Brusatte SL, Lloyd GT, Wang SC & Norell MA (2014) Gradual assembly of avian body plan culminated in rapid rates of evolution across the dinosaur-bird transition. Curr. Biol. 24, 2386–2392.

Elzanowski A & Wellnhofer P (1996) Cranial morphology of Archaeopteryx: evidence from the seventh skeleton. J. Vert. Paleont. 16, 81–94.

Elzanowski A & Wellnhofer P (1995) The skull of Archaeopteryx and the origin of birds. Archaeopteryx 13, 41–46.

Junker R (2019) Sind Vögel Dinosaurier? Eine kritische Analyse fossiler Befunde. Internetartikel. https://www.wort-und-wissen.org/wp-content/uploads/b-19-4_dinos-voegel.pdf

Li Z, Wang M, Stidham TA & Zhou Z (2023) Decoupling the skull and skeleton in a Cretaceous bird with unique appendicular morphologies. Nat. Ecol. Evol, doi: 10.1038/s41559-022-01921-w.

Manz A (2023) Urvogel mit Dino-Kopf entdeckt. https://www.scinexx.de/news/biowissen/urvogel-mit-dino-kopf-entdeckt/.

Martin LD (1985) The relationship of Archaeopteryx to other birds. In: Hecht MK, Ostrom JH, Viohl G & Wellnhofer P (Hg) The beginnings of birds. Eichstätt: Freunde Jura-Museums, pp. 177–183.
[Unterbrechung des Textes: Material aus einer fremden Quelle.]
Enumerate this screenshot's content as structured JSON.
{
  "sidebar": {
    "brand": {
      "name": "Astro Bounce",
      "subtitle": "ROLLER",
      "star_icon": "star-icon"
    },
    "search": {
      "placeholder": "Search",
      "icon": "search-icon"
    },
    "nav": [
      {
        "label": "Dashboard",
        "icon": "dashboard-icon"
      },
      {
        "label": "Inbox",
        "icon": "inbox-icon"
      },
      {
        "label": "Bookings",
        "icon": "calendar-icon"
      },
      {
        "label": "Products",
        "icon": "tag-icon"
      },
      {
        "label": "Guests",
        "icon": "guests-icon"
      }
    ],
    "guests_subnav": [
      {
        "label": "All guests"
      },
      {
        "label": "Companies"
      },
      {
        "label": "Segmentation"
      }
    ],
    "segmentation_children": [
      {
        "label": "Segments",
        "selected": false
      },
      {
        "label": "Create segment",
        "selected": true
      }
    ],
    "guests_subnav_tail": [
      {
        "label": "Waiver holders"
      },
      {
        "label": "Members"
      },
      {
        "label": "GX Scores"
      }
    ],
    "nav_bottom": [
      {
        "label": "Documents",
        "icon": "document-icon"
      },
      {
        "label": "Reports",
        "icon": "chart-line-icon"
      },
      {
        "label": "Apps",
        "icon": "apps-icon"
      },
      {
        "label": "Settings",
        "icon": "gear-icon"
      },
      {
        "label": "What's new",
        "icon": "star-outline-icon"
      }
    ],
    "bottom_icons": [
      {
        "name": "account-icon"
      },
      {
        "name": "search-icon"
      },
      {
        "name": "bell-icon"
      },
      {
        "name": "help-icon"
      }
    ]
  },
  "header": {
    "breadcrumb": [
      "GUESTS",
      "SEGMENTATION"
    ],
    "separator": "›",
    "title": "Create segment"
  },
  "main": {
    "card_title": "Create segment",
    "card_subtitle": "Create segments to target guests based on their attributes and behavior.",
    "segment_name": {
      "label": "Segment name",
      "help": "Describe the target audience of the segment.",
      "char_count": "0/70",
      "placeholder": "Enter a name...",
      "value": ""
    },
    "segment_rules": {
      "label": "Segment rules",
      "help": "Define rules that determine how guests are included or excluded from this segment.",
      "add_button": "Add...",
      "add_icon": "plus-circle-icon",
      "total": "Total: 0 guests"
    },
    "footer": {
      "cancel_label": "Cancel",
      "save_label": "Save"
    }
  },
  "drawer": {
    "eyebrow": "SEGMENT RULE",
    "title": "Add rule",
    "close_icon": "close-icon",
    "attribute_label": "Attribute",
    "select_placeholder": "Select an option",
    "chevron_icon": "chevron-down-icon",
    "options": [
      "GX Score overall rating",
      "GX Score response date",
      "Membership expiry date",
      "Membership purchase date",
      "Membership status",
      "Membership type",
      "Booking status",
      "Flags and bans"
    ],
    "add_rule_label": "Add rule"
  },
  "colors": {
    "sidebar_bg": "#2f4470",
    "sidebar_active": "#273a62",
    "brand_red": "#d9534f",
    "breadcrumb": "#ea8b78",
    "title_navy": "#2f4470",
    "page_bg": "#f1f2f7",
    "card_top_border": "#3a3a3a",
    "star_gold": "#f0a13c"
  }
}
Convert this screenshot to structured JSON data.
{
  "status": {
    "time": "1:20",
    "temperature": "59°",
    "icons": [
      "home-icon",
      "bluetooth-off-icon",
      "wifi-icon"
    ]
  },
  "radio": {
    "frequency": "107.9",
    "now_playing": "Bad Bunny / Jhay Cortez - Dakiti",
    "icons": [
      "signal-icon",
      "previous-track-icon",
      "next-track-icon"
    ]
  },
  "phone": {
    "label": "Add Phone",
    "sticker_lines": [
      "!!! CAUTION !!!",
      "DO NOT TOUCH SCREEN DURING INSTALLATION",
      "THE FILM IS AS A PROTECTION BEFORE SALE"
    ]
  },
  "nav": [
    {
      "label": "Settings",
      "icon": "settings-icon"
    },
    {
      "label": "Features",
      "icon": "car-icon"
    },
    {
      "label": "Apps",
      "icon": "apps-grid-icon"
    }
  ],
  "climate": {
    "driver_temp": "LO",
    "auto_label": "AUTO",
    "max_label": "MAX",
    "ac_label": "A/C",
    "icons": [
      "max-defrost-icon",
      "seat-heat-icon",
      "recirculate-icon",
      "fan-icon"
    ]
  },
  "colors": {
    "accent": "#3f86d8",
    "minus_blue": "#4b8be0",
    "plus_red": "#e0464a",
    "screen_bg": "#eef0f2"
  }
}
Puiu T (2023) This weird primitive bird with a T. rex head has scientists puzzled. https://www.zmescience.com/science/news-science/this-weird-primitive-bird-with-a-t-rex-head-has-scientists-puzzled/.

Wang M, Wang X, Wang Y & Zhou Z (2016) A new basal bird from China with implications for morphological diversity in early birds. Sci Rep. 6:19700, doi: 10.1038/srep19700.

Wang M, Stidham TA & Zhou Z (2018) A new clade of basal Early Cretaceous pygostylian birds and developmental plasticity of the avian shoulder girdle. Proc. Natl. Acad. Sci. 115, 10708–10713.

Wellnhofer P (2009) Archaeopteryx. The icon of evolution. München: Pfeil.